Los afiliados sí creen imprescindible que la nueva directora de la Guardia Civil actúe de manera decidida en otros asuntos como la falta de personal y la carencia o necesidad de renovación de medios material, que hacen cada día más difícil las funciones de garantizar la seguridad ciudadana y mantener el orden público. En este sentido, UniónGC considera positivo acometer una revisión del despliegue territorial del cuerpo para adaptarlo a las necesidades del siglo XXI y aumentar la efectividad de los medios humanos.

En esta actualización debe ponerse especial atención a la protección del medio rural y la España Vaciada, la más afectada por la pérdida de 10.000 agentes en los últimos siete años. Además de las zonas despobladas, otro de los servicios más afectados por el descenso del número de efectivos es el destinado a la lucha contra la violencia machista, para el que además de un mayor número de medios humanos también se requiere más inversión en formación y nuevas herramientas.

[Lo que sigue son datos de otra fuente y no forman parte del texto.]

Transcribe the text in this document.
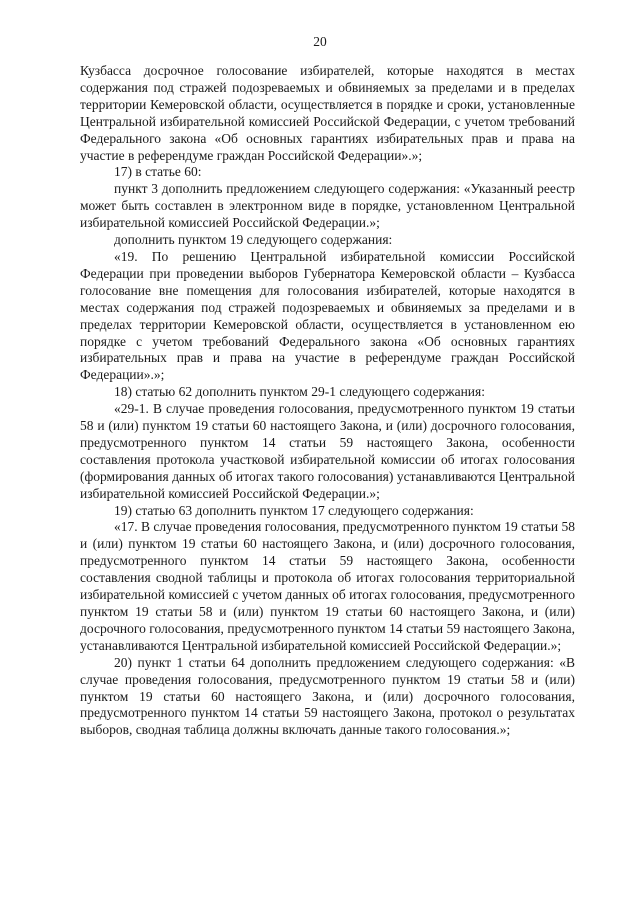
20

Кузбасса досрочное голосование избирателей, которые находятся в местах содержания под стражей подозреваемых и обвиняемых за пределами и в пределах территории Кемеровской области, осуществляется в порядке и сроки, установленные Центральной избирательной комиссией Российской Федерации, с учетом требований Федерального закона «Об основных гарантиях избирательных прав и права на участие в референдуме граждан Российской Федерации».»;

17) в статье 60:

пункт 3 дополнить предложением следующего содержания: «Указанный реестр может быть составлен в электронном виде в порядке, установленном Центральной избирательной комиссией Российской Федерации.»;

дополнить пунктом 19 следующего содержания:

«19. По решению Центральной избирательной комиссии Российской Федерации при проведении выборов Губернатора Кемеровской области – Кузбасса голосование вне помещения для голосования избирателей, которые находятся в местах содержания под стражей подозреваемых и обвиняемых за пределами и в пределах территории Кемеровской области, осуществляется в установленном ею порядке с учетом требований Федерального закона «Об основных гарантиях избирательных прав и права на участие в референдуме граждан Российской Федерации».»;

18) статью 62 дополнить пунктом 29-1 следующего содержания:

«29-1. В случае проведения голосования, предусмотренного пунктом 19 статьи 58 и (или) пунктом 19 статьи 60 настоящего Закона, и (или) досрочного голосования, предусмотренного пунктом 14 статьи 59 настоящего Закона, особенности составления протокола участковой избирательной комиссии об итогах голосования (формирования данных об итогах такого голосования) устанавливаются Центральной избирательной комиссией Российской Федерации.»;

19) статью 63 дополнить пунктом 17 следующего содержания:

«17. В случае проведения голосования, предусмотренного пунктом 19 статьи 58 и (или) пунктом 19 статьи 60 настоящего Закона, и (или) досрочного голосования, предусмотренного пунктом 14 статьи 59 настоящего Закона, особенности составления сводной таблицы и протокола об итогах голосования территориальной избирательной комиссией с учетом данных об итогах голосования, предусмотренного пунктом 19 статьи 58 и (или) пунктом 19 статьи 60 настоящего Закона, и (или) досрочного голосования, предусмотренного пунктом 14 статьи 59 настоящего Закона, устанавливаются Центральной избирательной комиссией Российской Федерации.»;

20) пункт 1 статьи 64 дополнить предложением следующего содержания: «В случае проведения голосования, предусмотренного пунктом 19 статьи 58 и (или) пунктом 19 статьи 60 настоящего Закона, и (или) досрочного голосования, предусмотренного пунктом 14 статьи 59 настоящего Закона, протокол о результатах выборов, сводная таблица должны включать данные такого голосования.»;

UniónGC celebra que por primera vez en los 175 años de historia del cuerpo una mujer se ponga al frente de la Guardia Civil y espera que la nueva directora sea más sensible a sus reivindicaciones en materia de igualdad. Como viene haciendo desde hace tiempo, la organización profesional insistirá a la señora Gámez en la necesidad de poner en práctica nuevas medidas para desarrollar políticas efectivas en esta materia, desde incentivos para la entrada y promoción de más mujeres hasta la existencia de material adaptado a sus necesidades. UniónGC defiende que se deben dar nuevos pasos en las políticas de conciliación y de apoyo a las familias.

Para profundizar estos y otros asuntos, UniónGC se pone a disposición de la María Gámez y la ofrece su colaboración con el deseo de que sea sensible a las inquietudes del cuerpo. Por este motivo, en las próximas fechas le solicitará una primera reunión para tratar y poner remedio a los problemas que afectan a la Guardia Civil, el que debe ser el objetivo de todas las partes.